Remembering 9/11: City commemorates 23 years since terrorist attacks with local tribute

Mike Wolanin | The Republic Members of the Columbus Fire Department watch as a garrison flag is hoisted into the air before the annual Sept. 11 remembrance ceremony at Columbus City Hall in Columbus, Ind., Tuesday, Sept. 11, 2024.

City officials and local first responders looked back with moments of silence and a ceremony to commemorate the terror attacks 23 years ago.

The city of Columbus conducted a public remembrance ceremony at Columbus City Hall at 8:40 a.m. Wednesday — 23 years to the day that nearly 3,000 people were killed when hijacked planes crashed into the World Trade Center, the Pentagon and a Pennsylvania field, in an attack that reshaped U.S. foreign policy and domestic fears.

The attacks also caused the deaths of 441 first responders, the largest loss of emergency responders in a single day in U.S. history, according to the 9/11 Memorial Museum. Since then, nearly as many first responders who survived the attacks have died from illnesses caused by their exposure to toxic materials at Ground Zero.

“We always are compelled to have the ceremony every year to honor those that gave their lives and remember those that lost their lives during the attacks,” said CFD spokesman Capt. Mike Wilson. “It’s hard to believe that it has been 23 years.”

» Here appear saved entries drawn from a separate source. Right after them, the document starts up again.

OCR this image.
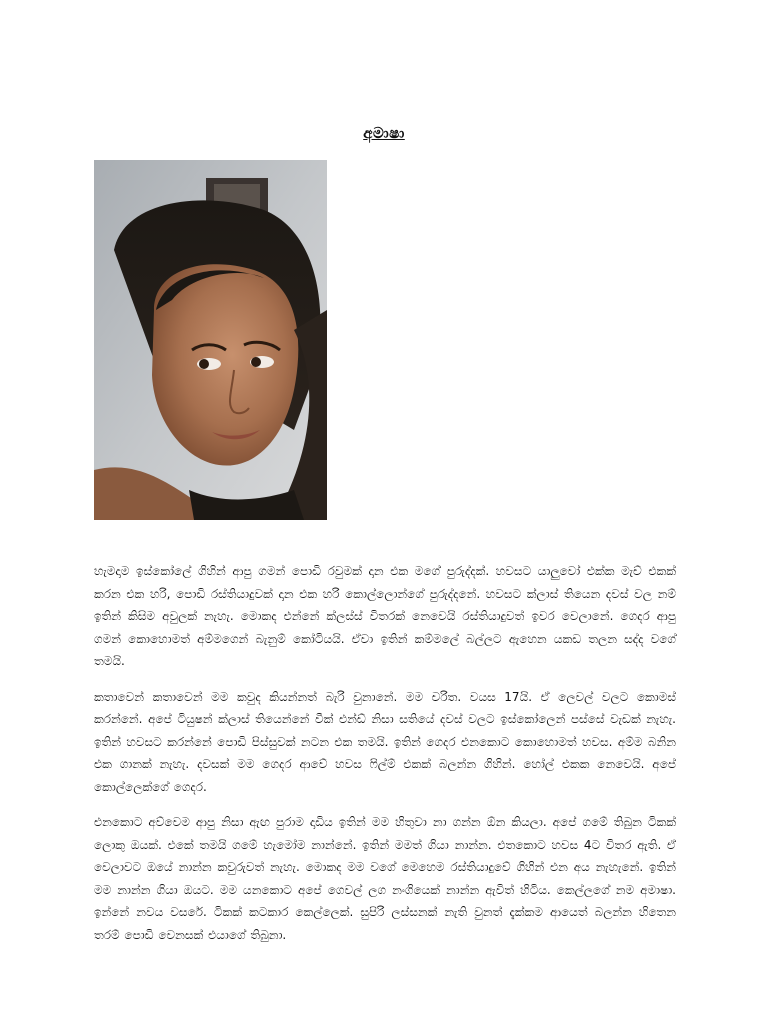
අමාෂා

හැමදාම ඉස්කෝලේ ගිහින් ආපු ගමන් පොඩි රවුමක් දාන එක මගේ පුරුද්දක්. හවසට යාලුවෝ එක්ක මැච් එකක් කරන එක හරි, පොඩි රස්තියාදුවක් දාන එක හරි කොල්ලොන්ගේ පුරුද්දනේ. හවසට ක්ලාස් තියෙන දවස් වල නම් ඉතින් කිසිම අවුලක් නැහැ. මොකද එන්නේ ක්ලස්ස් විතරක් නෙවෙයි රස්තියාදුවත් ඉවර වෙලානේ. ගෙදර ආපු ගමන් කොහොමත් අම්මගෙන් බැනුම් කෝටියයි. ඒවා ඉතින් කම්මලේ බල්ලට ඇහෙන යකඩ තලන සද්ද වගේ තමයි.

කතාවෙන් කතාවෙන් මම කවුද කියන්නත් බැරි වුනානේ. මම චරිත. වයස 17යි. ඒ ලෙවල් වලට කොමස් කරන්නේ. අපේ ටියුෂන් ක්ලාස් තියෙන්නේ වීක් එන්ඩ් නිසා සතියේ දවස් වලට ඉස්කෝලෙන් පස්සේ වැඩක් නැහැ. ඉතින් හවසට කරන්නේ පොඩි පිස්සුවක් නටන එක තමයි. ඉතින් ගෙදර එනකොට කොහොමත් හවස. අම්ම බනින එක ගානක් නැහැ. දවසක් මම ගෙදර ආවේ හවස ෆිල්ම් එකක් බලන්න ගිහින්. හෝල් එකක නෙවෙයි. අපේ කොල්ලෙක්ගේ ගෙදර.

එනකොට අව්වෙම ආපු නිසා ඇඟ පුරාම දාඩිය ඉතින් මම හිතුවා නා ගන්න ඕන කියලා. අපේ ගමේ තිබුන ටිකක් ලොකු ඔයක්. එකේ තමයි ගමේ හැමෝම නාන්නේ. ඉතින් මමත් ගියා නාන්න. එතකොට හවස 4ට විතර ඇති. ඒ වෙලාවට ඔයේ නාන්න කවුරුවත් නැහැ. මොකද මම වගේ මෙහෙම රස්තියාදුවේ ගිහින් එන අය නැහැනේ. ඉතින් මම නාන්න ගියා ඔයට. මම යනකොට අපේ ගෙවල් ලග නංගියෙක් නාන්න ඇවිත් හිටිය. කෙල්ලගේ නම අමාෂා. ඉන්නේ නවය වසරේ. ටිකක් කටකාර කෙල්ලෙක්. සුපිරි ලස්සනක් නැති වුනත් දැක්කම ආයෙත් බලන්න හිතෙන තරම් පොඩි වෙනසක් එයාගේ තිබුනා.
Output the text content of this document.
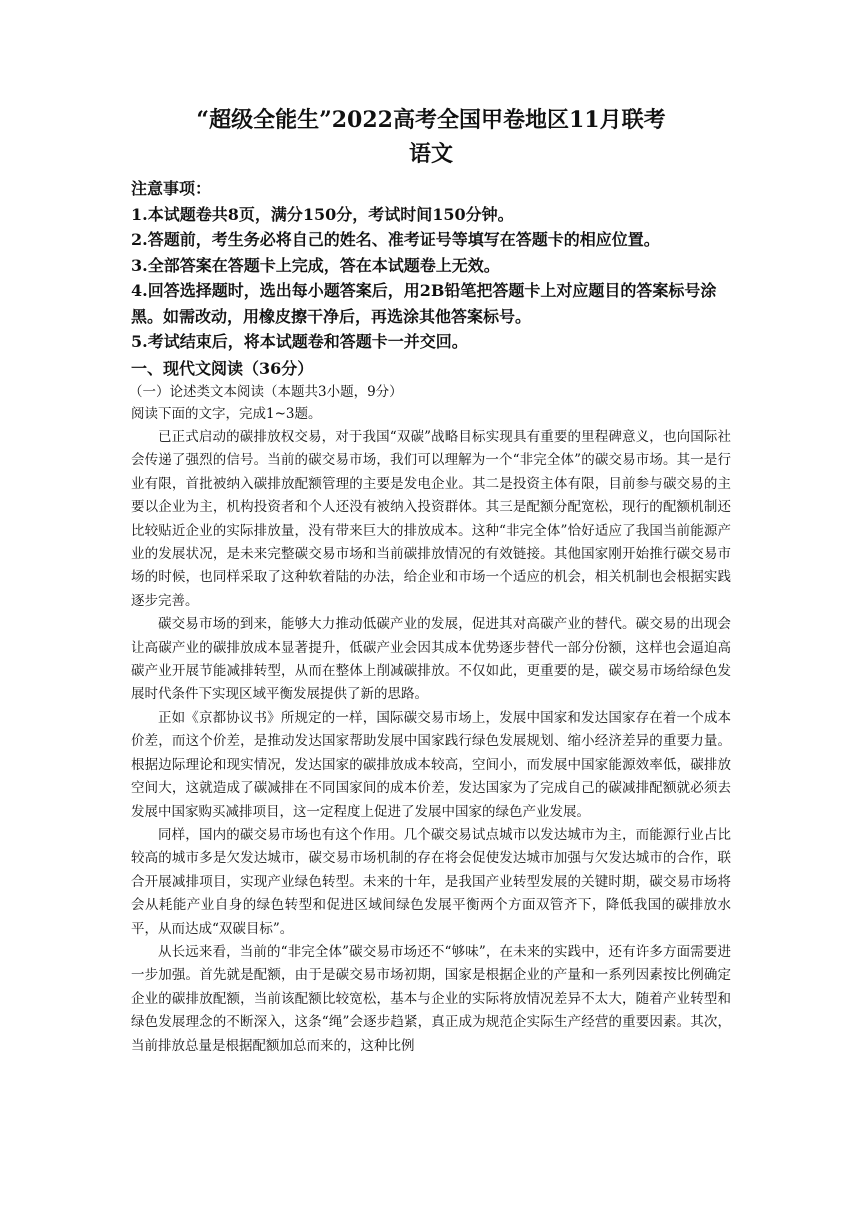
“超级全能生”2022高考全国甲卷地区11月联考
语文

注意事项：

1.本试题卷共8页，满分150分，考试时间150分钟。

2.答题前，考生务必将自己的姓名、准考证号等填写在答题卡的相应位置。

3.全部答案在答题卡上完成，答在本试题卷上无效。

4.回答选择题时，选出每小题答案后，用2B铅笔把答题卡上对应题目的答案标号涂黑。如需改动，用橡皮擦干净后，再选涂其他答案标号。

5.考试结束后，将本试题卷和答题卡一并交回。

一、现代文阅读（36分）

（一）论述类文本阅读（本题共3小题，9分）

阅读下面的文字，完成1~3题。

已正式启动的碳排放权交易，对于我国“双碳”战略目标实现具有重要的里程碑意义，也向国际社会传递了强烈的信号。当前的碳交易市场，我们可以理解为一个“非完全体”的碳交易市场。其一是行业有限，首批被纳入碳排放配额管理的主要是发电企业。其二是投资主体有限，目前参与碳交易的主要以企业为主，机构投资者和个人还没有被纳入投资群体。其三是配额分配宽松，现行的配额机制还比较贴近企业的实际排放量，没有带来巨大的排放成本。这种“非完全体”恰好适应了我国当前能源产业的发展状况，是未来完整碳交易市场和当前碳排放情况的有效链接。其他国家刚开始推行碳交易市场的时候，也同样采取了这种软着陆的办法，给企业和市场一个适应的机会，相关机制也会根据实践逐步完善。

碳交易市场的到来，能够大力推动低碳产业的发展，促进其对高碳产业的替代。碳交易的出现会让高碳产业的碳排放成本显著提升，低碳产业会因其成本优势逐步替代一部分份额，这样也会逼迫高碳产业开展节能减排转型，从而在整体上削减碳排放。不仅如此，更重要的是，碳交易市场给绿色发展时代条件下实现区域平衡发展提供了新的思路。

正如《京都协议书》所规定的一样，国际碳交易市场上，发展中国家和发达国家存在着一个成本价差，而这个价差，是推动发达国家帮助发展中国家践行绿色发展规划、缩小经济差异的重要力量。根据边际理论和现实情况，发达国家的碳排放成本较高，空间小，而发展中国家能源效率低，碳排放空间大，这就造成了碳减排在不同国家间的成本价差，发达国家为了完成自己的碳减排配额就必须去发展中国家购买减排项目，这一定程度上促进了发展中国家的绿色产业发展。

同样，国内的碳交易市场也有这个作用。几个碳交易试点城市以发达城市为主，而能源行业占比较高的城市多是欠发达城市，碳交易市场机制的存在将会促使发达城市加强与欠发达城市的合作，联合开展减排项目，实现产业绿色转型。未来的十年，是我国产业转型发展的关键时期，碳交易市场将会从耗能产业自身的绿色转型和促进区域间绿色发展平衡两个方面双管齐下，降低我国的碳排放水平，从而达成“双碳目标”。

从长远来看，当前的“非完全体”碳交易市场还不“够味”，在未来的实践中，还有许多方面需要进一步加强。首先就是配额，由于是碳交易市场初期，国家是根据企业的产量和一系列因素按比例确定企业的碳排放配额，当前该配额比较宽松，基本与企业的实际将放情况差异不太大，随着产业转型和绿色发展理念的不断深入，这条“绳”会逐步趋紧，真正成为规范企实际生产经营的重要因素。其次，当前排放总量是根据配额加总而来的，这种比例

“Another thing to always remember is that despite the fact that we lost nearly 3,000 people that day, a lot of those first responders that worked at Ground Zero, many more of those that survived the attacks have succumbed to various medical conditions — predominantly cancers — that have been directly related to their work at Ground Zero following both the rescue and then recovery attempts,” Wilson said. “There are a lot of families that are still struggling from the direct exposure that they got there.”

In the fire service, we always say, ‘never forget,’ … (which) has been adopted in the fire service to remember the fallen, to honor them and never forget their sacrifice of selflessness,” Wilson added. “That’s why we want to do that here in Columbus ever year, to never forget and by doing so honoring those who have lost their lives.”